I don't often begin reviews talking about the very last pages of a book, but an uncommon novel calls for an uncommon approach. In the Acknowledgements at the end of his new novel, The Heaven & Earth Grocery Store, James McBride cites as his inspiration a camp outside Philadelphia where he worked every summer as a college student during the 1970s. At the time, it was called The Variety Club Camp for Handicapped Children.
The remarkable camp director, McBride says, taught him lifetime lessons about "inclusivity, love and acceptance" — all without pontificating. McBride tried and failed for years to write about that camp; eventually it "morphed" into a novel about Pottstown, Pa., and a historically Black and immigrant Jewish neighborhood called "Chicken Hill."
In a tip of the hat to that inspirational camp, characters with disabilities also play crucial roles in McBride's story. If you think this novel is beginning to sound too nice, too pat, you don't know McBride's writing. He crowds the chaos of the world into his sentences.
The Heaven & Earth Grocery Store opens in 1972, when workers clearing a lot for a new townhouse development in Pottstown discover a skeleton at the bottom of a well, along with a mezuzah, a small case that often hangs on the doorframes of Jewish homes. The police question the one elderly Jewish man still living at the site of the old synagogue on Chicken Hill, but before the investigation intensifies, an Act of God intervenes: Hurricane Agnes hits the Northeast, washing away the crime scene.
McBride's storyline then bends backwards to 1925, when a Jewish theater manager named Moshe Ludlow and his wife, Chona, are living above the Heaven & Earth Grocery Store which she runs. Moshe's business is prospering — especially after he branches out from klezmer music and begins booking Black performers like the real-life swing drummer Chick Webb.
Since immigrant Jews are now moving off Chicken Hill into the center of town, Moshe figures he and Chona should join the exodus. Chona, a kind woman with a spine of steel, thinks otherwise. In the midst of an argument, Moshe points out the kitchen window towards Pottstown below and shouts: "Down the hill is America!" But Chona is adamant, saying "America is here."
Fortunately, Chona wins that tug-of-war, which means she stays close to the Heaven & Earth Grocery Store. It's a gathering place for Polish, Bulgarian and Lithuanian Jews — everyone from shoemakers to gangsters — as well as Italian laborers and the so-called "colored maids, housekeepers, saloon cleaners, factory workers, and bellhops of Chicken Hill."

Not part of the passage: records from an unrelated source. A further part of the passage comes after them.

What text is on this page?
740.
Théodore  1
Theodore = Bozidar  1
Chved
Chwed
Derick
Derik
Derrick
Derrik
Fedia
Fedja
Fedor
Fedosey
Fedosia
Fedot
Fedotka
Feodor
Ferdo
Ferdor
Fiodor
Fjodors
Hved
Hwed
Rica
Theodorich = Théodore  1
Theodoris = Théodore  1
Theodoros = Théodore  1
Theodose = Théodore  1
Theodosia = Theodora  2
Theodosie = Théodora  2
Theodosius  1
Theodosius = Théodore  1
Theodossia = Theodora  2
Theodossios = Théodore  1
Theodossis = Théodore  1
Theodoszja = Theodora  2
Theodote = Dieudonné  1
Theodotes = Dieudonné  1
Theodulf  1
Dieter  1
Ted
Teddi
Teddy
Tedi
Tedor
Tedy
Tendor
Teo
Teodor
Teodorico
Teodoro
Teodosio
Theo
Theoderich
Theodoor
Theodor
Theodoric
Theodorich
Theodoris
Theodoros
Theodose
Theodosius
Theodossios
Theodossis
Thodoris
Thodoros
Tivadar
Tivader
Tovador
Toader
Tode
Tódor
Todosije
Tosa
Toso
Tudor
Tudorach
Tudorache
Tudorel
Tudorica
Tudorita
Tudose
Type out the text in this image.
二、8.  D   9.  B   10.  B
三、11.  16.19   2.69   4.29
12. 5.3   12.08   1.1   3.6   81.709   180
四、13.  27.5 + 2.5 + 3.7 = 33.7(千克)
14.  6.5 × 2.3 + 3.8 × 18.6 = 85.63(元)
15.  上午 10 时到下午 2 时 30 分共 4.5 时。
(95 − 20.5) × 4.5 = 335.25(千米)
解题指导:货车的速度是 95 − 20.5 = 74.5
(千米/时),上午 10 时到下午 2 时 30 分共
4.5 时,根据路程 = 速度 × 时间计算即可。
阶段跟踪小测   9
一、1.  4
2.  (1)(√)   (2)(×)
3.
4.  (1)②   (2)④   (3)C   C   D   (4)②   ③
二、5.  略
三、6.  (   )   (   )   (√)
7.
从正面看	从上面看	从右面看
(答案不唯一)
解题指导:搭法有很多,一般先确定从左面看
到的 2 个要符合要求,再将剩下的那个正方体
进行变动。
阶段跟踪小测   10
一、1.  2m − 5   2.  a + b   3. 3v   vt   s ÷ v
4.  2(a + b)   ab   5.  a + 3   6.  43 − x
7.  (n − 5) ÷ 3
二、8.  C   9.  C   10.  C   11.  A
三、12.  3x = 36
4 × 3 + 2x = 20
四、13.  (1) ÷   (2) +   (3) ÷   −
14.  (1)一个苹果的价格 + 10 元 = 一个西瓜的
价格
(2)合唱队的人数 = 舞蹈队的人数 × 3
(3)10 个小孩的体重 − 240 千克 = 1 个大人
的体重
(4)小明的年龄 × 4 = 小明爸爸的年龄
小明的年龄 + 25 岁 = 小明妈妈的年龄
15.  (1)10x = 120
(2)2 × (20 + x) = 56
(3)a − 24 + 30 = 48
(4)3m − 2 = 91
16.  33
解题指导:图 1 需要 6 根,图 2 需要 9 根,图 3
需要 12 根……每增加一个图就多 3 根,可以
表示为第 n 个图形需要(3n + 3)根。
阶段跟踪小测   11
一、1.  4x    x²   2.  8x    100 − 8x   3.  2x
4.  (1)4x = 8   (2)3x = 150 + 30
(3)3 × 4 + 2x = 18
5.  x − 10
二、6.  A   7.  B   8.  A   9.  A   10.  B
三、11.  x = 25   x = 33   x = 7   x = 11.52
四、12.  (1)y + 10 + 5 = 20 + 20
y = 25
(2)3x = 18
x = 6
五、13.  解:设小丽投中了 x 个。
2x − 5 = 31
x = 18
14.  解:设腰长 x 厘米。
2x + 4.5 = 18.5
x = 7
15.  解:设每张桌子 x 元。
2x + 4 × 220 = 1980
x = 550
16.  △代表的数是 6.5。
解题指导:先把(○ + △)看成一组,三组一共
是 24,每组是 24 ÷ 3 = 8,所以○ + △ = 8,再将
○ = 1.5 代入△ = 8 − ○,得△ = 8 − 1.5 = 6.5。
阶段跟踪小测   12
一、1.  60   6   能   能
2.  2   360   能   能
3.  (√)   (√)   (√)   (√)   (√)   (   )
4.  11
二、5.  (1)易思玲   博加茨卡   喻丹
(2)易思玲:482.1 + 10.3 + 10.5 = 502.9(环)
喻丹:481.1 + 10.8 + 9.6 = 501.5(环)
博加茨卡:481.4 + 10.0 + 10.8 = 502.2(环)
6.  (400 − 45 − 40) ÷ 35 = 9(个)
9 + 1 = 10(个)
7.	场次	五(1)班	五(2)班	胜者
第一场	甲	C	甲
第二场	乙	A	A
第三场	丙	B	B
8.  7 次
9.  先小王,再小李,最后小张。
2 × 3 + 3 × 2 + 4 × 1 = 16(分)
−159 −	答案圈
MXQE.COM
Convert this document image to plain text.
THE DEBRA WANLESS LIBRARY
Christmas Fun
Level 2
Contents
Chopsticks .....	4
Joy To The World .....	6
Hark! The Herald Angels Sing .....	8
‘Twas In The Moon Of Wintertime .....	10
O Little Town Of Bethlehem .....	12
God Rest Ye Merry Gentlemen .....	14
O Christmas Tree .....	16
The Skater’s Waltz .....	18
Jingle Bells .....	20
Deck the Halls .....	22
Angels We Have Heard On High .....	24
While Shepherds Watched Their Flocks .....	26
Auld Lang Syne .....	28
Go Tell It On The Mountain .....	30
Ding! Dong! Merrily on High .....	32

The diverse crowd is by no means "inclusive": Characters tend to stick with their own kind and racial and ethnic groups split into smaller cliques. Black people from Hemlock Row, for instance, derisively regard the residents of Chicken Hill as:
"on-the-move," "moving-on-up," "climb-the-tree," "NAACP-type" Negroes, wanting to be American.
But when the state decides to institutionalize a 12-year-old Black boy named "Dodo," — who's been branded, "deaf and dumb" — a group of characters violate lines of color and class (as well as the law) to try to save the boy.
That plot summary is so simplified I feel like I've committed some kind of a crime against the nuances of this novel. McBride's roving narrator is, by turns, astute, withering, giddy, damning and jubilant. He has a fine appreciation for the human comedy: in particular, the surreal situation of African Americans and immigrant Jews in a early-to-mid-20th-century America that celebrates itself as a color-blind, welcoming Land of Liberty.
Like his long-ago mentor at that summer camp, McBride doesn't pontificate; he gets his social criticism across through the story itself and in snappy conversations between characters. For instance, Moshe's cousin, a sourpuss named Isaac, asks a fellow immigrant if he wants "to go back to the old country." The other man replies:
I like it here. The politicians try to cut your throat with one hand while saluting the flag with the other. Then they tax you. Saves 'em the trouble of calling you a dirty Jew.
As he's done throughout his spectacular writing career, McBride looks squarely at savage truths about race and prejudice, but he also insists on humor and hope. The Heaven & Earth Grocery Store is one of the best novels I've read this year. It pulls off the singular magic trick of being simultaneously flattening and uplifting.